Dean Raven, head of Grounds Services, cited that a 75 to 25 percent ratio of recycling to trash means maximum recycling efficiency. As of this year UCSC recycles 46 percent — up from 32 percent in 2006.

“But we’d like to be at 50 percent right now,” Raven said. “In a short time we would like to see it at 75 percent, by 2012.”

“Most residential trash is recyclable,” Wade said. “These are huge issues. The total waste stream is in the thousands of tons a year. That means millions of pounds a year.”

Though there are 950 outdoor recycling containers and 520 office paper containers, refuse does not always end up in the appropriate receptacle, Raven said.

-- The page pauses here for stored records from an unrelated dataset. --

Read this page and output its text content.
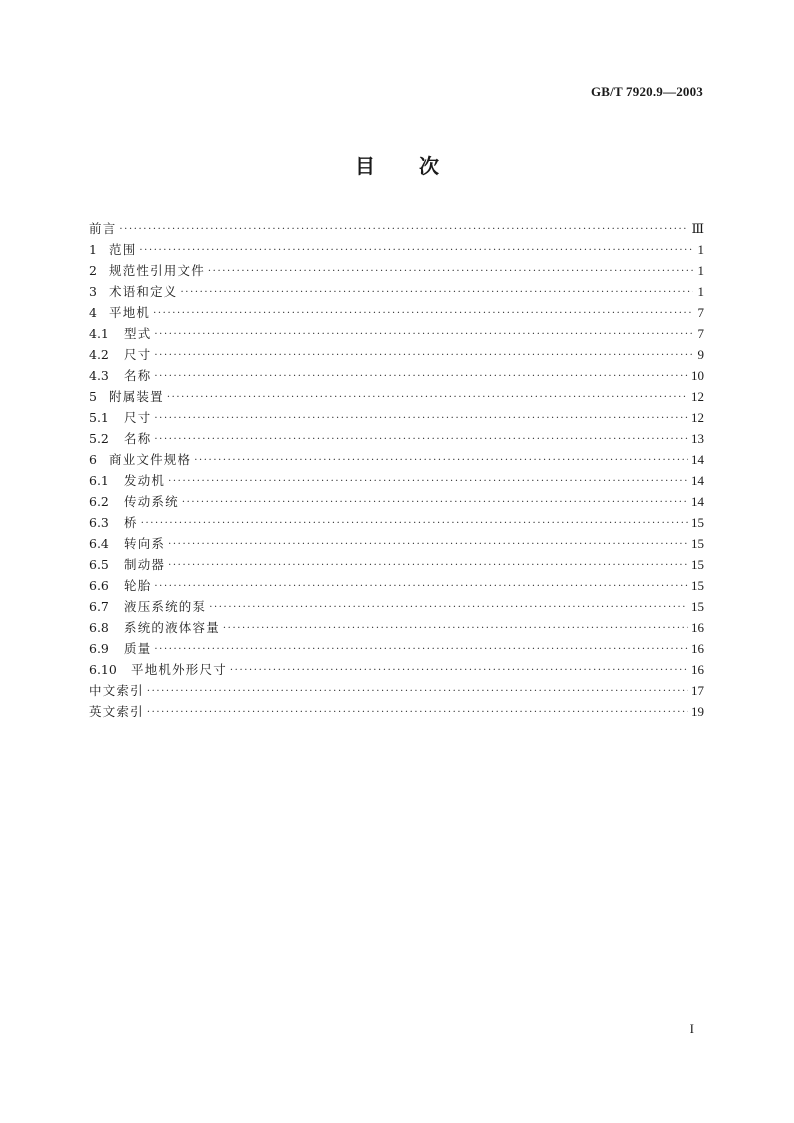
GB/T 7920.9—2003
目 次
前言 ·····	Ⅲ
1 范围 ·····	1
2 规范性引用文件 ·····	1
3 术语和定义 ·····	1
4 平地机 ·····	7
4.1	型式 ·····	7
4.2	尺寸 ·····	9
4.3	名称 ·····	10
5 附属装置 ·····	12
5.1	尺寸 ·····	12
5.2	名称 ·····	13
6 商业文件规格 ·····	14
6.1	发动机 ·····	14
6.2	传动系统 ·····	14
6.3	桥 ·····	15
6.4	转向系 ·····	15
6.5	制动器 ·····	15
6.6	轮胎 ·····	15
6.7	液压系统的泵 ·····	15
6.8	系统的液体容量 ·····	16
6.9	质量 ·····	16
6.10	平地机外形尺寸 ·····	16
中文索引 ·····	17
英文索引 ·····	19
I
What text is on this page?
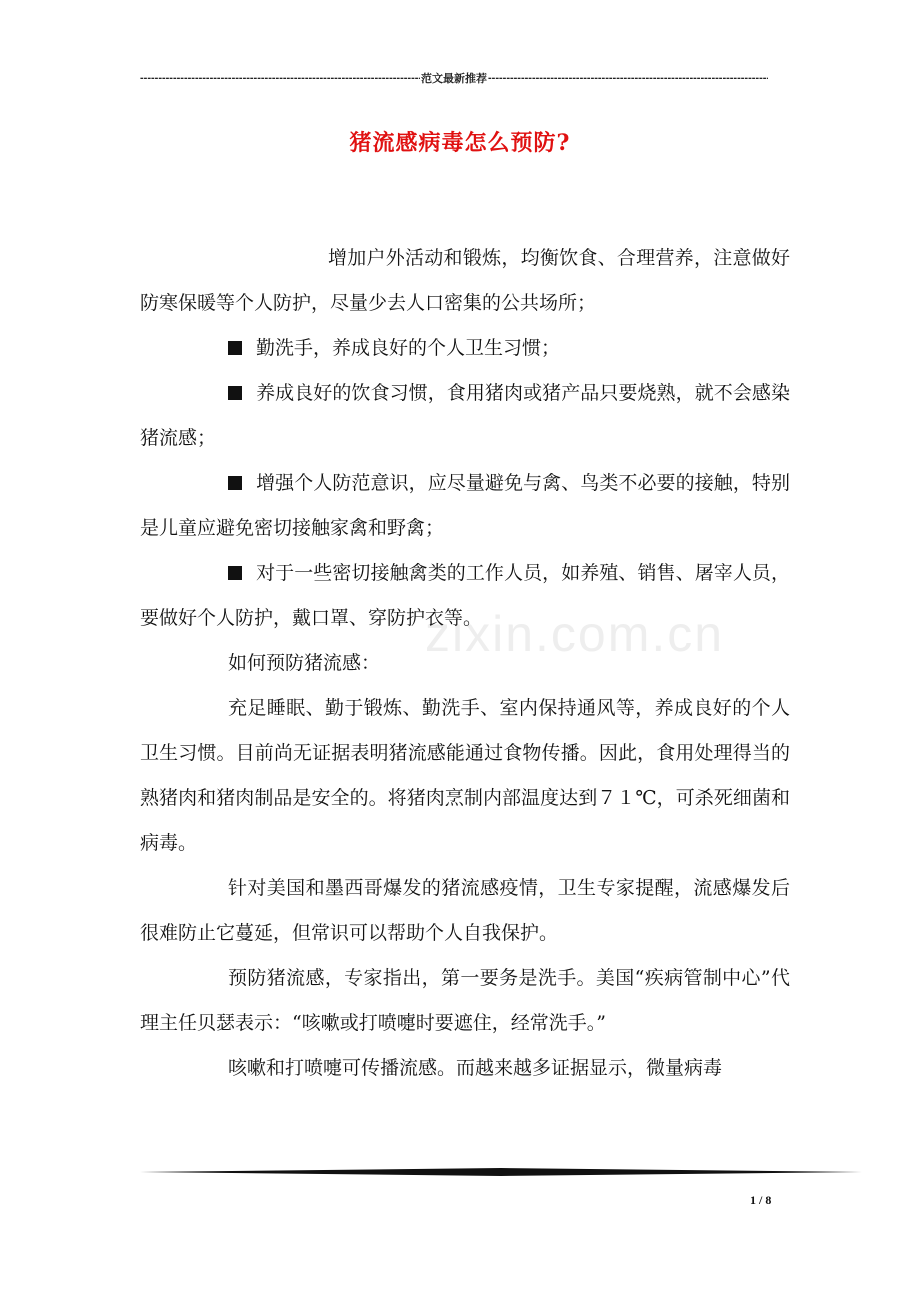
-----
范文最新推荐
-----
猪流感病毒怎么预防?

增加户外活动和锻炼，均衡饮食、合理营养，注意做好防寒保暖等个人防护，尽量少去人口密集的公共场所；

勤洗手，养成良好的个人卫生习惯；

养成良好的饮食习惯，食用猪肉或猪产品只要烧熟，就不会感染猪流感；

增强个人防范意识，应尽量避免与禽、鸟类不必要的接触，特别是儿童应避免密切接触家禽和野禽；

对于一些密切接触禽类的工作人员，如养殖、销售、屠宰人员，要做好个人防护，戴口罩、穿防护衣等。

如何预防猪流感：

充足睡眠、勤于锻炼、勤洗手、室内保持通风等，养成良好的个人卫生习惯。目前尚无证据表明猪流感能通过食物传播。因此，食用处理得当的熟猪肉和猪肉制品是安全的。将猪肉烹制内部温度达到７１℃，可杀死细菌和病毒。

针对美国和墨西哥爆发的猪流感疫情，卫生专家提醒，流感爆发后很难防止它蔓延，但常识可以帮助个人自我保护。

预防猪流感，专家指出，第一要务是洗手。美国“疾病管制中心”代理主任贝瑟表示：“咳嗽或打喷嚏时要遮住，经常洗手。”

咳嗽和打喷嚏可传播流感。而越来越多证据显示，微量病毒

zixin.com.cn
1 / 8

“Sometimes people are lazy,” Emett Egan, second-year from Porter, said. “I would have been more inclined to recycle last year when I was in the dorms if there were recycling chutes and not just trash chutes.”

It wasn’t until last year that recycling bins were finally implemented in some dorm rooms. The administration is included in the ongoing bad habit of poor recycling protocol.

“We are a huge paper mill,” Raven said. “People don’t think about paper as much, and with printers and office documents, it adds up.”

Like the coffee cups and paper, plastic bags also pile up quickly — thousands are used each year.

Groups all over campus are attempting to curb this overuse. Bay Tree Bookstore has enlisted a new program this year called Bring It Back, which provides a drop-off bin in the front of the store for people to dispose of plastic bags.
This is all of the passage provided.